Hi @haoqing0110, My name is Khai. I came across this project in GSOC24, and I would love to be a contributor. I tried to join the Slack page but I ran into the error "It looks like there isn’t an account on Kubernetes tied to this email address.". I look forward to discuss more with you!

mikeshng commented 6 months ago

https://communityinviter.com/apps/kubernetes/community

@k2nt you can get an invite here for the Slack channel.

k2nt commented 6 months ago

Hi @mikeshng. Thank you for your email (and post)! I hope you can point me to the correct channel for this project (I assume that it is open-cluster-mgmt). I am posting here instead of replying via email so that other contributors can see this also.

mikeshng commented 6 months ago

Thanks @k2nt yes, the channel is #open-cluster-mgmt

z1ens commented 6 months ago

Hello, @haoqing0110 Thank you for your patience to answer my questions, your ideas sounds inspiring, I will take a look at the code, and I just joined the slack channel right now. Have a nice day!

mikeshng commented 6 months ago

Hi all, @haoqing0110 is going to talk more about this topic in this week's community meeting.

Please feel free to ask any questions here or during the meeting.

You can find the community meeting schedule here: https://calendar.google.com/calendar/u/0/embed?src=openclustermanagement@gmail.com

haoqing0110 commented 5 months ago

This has been selected to participate in this year's Google Summer of Code! 🎉 https://github.com/cncf/mentoring/discussions/1221

haoqing0110 commented 5 months ago

/assign @z1ens

ivan-cai commented 1 month ago

@qiujian16 @haoqing0110 resource-usage-collect agent needs to consider the available resources of each node, ometimes the cluster resources are sufficient, but the node resources are insufficient.

haoqing0110 commented 1 month ago

@ivan-cai yes, I suppose @z1ens 's PR https://github.com/open-cluster-management-io/addon-contrib/pull/20 has changed to calculate the score based on the max node resource. We also had a discussion about whether need both cluster resource score and node resource score, it seems node resource score is more useful.
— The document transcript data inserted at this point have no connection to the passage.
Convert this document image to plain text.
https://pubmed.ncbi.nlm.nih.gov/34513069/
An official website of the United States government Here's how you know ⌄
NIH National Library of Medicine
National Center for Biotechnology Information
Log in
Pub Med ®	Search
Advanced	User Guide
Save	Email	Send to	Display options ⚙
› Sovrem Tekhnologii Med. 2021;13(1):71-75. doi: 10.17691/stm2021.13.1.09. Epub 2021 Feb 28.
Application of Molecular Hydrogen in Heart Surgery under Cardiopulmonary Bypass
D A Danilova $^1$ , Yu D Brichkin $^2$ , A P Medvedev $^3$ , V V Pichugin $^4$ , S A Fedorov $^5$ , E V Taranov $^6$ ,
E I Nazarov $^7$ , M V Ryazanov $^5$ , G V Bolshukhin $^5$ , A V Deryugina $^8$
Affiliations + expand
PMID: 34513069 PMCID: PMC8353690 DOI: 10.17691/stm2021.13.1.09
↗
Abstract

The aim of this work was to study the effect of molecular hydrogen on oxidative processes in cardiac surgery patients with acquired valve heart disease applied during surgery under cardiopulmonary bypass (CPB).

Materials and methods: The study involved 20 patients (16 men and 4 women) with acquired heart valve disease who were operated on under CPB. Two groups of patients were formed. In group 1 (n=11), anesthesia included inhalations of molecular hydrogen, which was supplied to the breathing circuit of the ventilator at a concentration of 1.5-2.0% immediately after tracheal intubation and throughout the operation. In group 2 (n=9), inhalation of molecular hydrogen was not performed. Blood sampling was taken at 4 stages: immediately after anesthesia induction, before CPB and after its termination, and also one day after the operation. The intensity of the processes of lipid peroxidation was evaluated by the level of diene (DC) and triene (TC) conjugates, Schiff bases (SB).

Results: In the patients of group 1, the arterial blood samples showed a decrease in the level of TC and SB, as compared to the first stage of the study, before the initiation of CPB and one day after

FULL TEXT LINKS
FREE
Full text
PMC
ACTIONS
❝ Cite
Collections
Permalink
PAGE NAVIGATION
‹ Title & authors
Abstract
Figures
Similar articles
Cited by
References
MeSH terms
z1ens commented 1 month ago

@ivan-cai Exactly as @haoqing0110 mentioned, I’ve implemented a scoring strategy in the resource-usage-collect-addon that includes both node scope and cluster scope scores. In Kubernetes, a job can only be scheduled if a single node in the cluster has resources >= the job's request. Therefore, linking the scoring mechanism to the node with the maximum available resources is logical. I also developed a cluster scope score that assesses the total available resources in the cluster, as sometimes cluster admins want to spread workloads across multiple clusters or nodes to enhance resource utilization.

haoqing0110 commented 1 month ago

Congratulations to @z1ens for completing the Google Summer of Code 2024 and contributing to the Open Cluster Management community.

The following PRs have been merged to our repos: GPU/TPU-resource-usage-collect-addon OCM Kueue Admission Check Controller

These contributions are also an important part of two KubeCon topics. Connecting the Dots: Towards a Unified Multi-Cluster AI/ML Experience Boundaryless Computing: Optimizing LLM Performance, Cost and Efficiency in Multi-Cloud Architecture

Thanks again for your contributions!